The DEP and federal Environmental Protection Agency's maximum contaminant level is the maximum permissible level of a contaminant in water that is provided to a user of a public water system.
Hexavalent chromium is a naturally occurring metal that the DEP lists as a primary contaminant, meaning that it can impair human health in concentrations above the maximum contamination level.
The EPA says that chromium in drinking water can cause skin irritation or ulceration when people are exposed to it at levels above the maximum contaminant level for relatively short periods of time.
The Bauxsol application was permitted to resume in part because the test area is on the Bald Eagle Creek side of Skytop, where the pollutant limits in the runoff are not so restrictive as on the Buffalo Run side. The DEP considers Buffalo Run a higher quality stream than Bald Eagle Creek and requires more restrictive standards of protection from contaminants for it.
Before the Bauxsol testing moves to the Buffalo Run side of Skytop, Byron said, PennDOT will have to modify its permit through the National Pollutant Discharge Elimination System to set forth discharge limits for hexavalent chromium.
"The reason it's an issue is that it's a constituent of Bauxsol that we didn't know was there," Byron said.
Neil Bardach, North American director for Bauxsol's Australian manufacturer, Virotec, said the amount of hexavalent chromium in Bauxsol is four one-thousandths of 1 percent, less concentration than is present in everyday concrete.
"It's a lot more dangerous to be around concrete than to be around Bauxsol," he said.
Bardach said about 300 tons of Bauxsol has been applied so far to the first test site, an area of the I-99 construction site where huge quantities of pyrite-laced rocks were used to shore up the mountainside and separate the north- and southbound lanes of the interstate.

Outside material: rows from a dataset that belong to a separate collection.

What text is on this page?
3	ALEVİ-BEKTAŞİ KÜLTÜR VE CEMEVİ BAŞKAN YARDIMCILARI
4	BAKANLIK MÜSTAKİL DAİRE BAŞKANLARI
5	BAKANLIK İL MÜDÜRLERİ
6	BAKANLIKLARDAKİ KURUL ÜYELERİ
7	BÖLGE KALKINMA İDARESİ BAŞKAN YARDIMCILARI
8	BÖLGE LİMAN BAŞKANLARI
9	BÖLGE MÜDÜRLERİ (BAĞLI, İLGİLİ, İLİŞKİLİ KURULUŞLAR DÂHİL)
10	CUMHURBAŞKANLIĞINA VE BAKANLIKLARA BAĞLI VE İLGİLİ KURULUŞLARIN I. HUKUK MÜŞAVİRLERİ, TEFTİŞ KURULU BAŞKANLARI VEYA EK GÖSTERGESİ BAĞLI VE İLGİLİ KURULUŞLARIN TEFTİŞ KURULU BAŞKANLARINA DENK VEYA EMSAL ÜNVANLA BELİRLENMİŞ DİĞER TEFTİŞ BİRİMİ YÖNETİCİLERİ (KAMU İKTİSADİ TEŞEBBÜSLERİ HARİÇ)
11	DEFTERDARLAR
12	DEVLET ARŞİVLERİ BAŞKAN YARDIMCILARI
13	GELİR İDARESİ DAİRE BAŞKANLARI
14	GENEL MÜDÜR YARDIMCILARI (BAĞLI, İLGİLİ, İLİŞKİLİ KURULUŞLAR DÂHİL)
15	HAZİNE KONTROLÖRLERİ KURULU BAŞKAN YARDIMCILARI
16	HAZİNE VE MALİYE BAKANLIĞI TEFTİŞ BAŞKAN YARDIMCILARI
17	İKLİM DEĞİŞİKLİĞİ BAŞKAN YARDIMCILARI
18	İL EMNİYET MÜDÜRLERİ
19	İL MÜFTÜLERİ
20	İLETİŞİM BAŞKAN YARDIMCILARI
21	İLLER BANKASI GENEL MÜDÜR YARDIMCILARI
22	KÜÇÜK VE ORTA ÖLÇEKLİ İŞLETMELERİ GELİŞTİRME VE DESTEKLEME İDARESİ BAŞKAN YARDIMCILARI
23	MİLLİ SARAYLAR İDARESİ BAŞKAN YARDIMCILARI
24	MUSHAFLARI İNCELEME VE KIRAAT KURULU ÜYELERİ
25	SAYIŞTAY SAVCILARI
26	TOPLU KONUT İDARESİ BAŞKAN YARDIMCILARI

He said the use of several hundred more tons is anticipated.
Bardach dismissed the significance of the work stoppage, from Thursday, Sept. 22, to Tuesday, Sept. 27.
"It must not be an issue at all because PennDOT told us to go ahead and get back to work," Bardach said. "They asked us to go forward on precisely the same basis that we were before."
Farmerie said the treatment pond that contains the leachate at the I-99 construction site has not yet filled up, and therefore, nothing has discharged out of it yet.
He said a limit of 180 parts per billion -- less restrictive than the drinking water standard and "well above what we are seeing" in the hexavalent chromium samples -- has been suggested for the discharge when it does occur.
It is less restrictive than the drinking water standard, he said, because no one will be drinking the water that runs out of the treatment pond.
Chromium, which is used to make stainless steel and other products, has two forms, trivalent and hexavalent, referring to the three-unit or six-unit capacity of an element to combine with another. The hexavalent version has the greater potential to be toxic.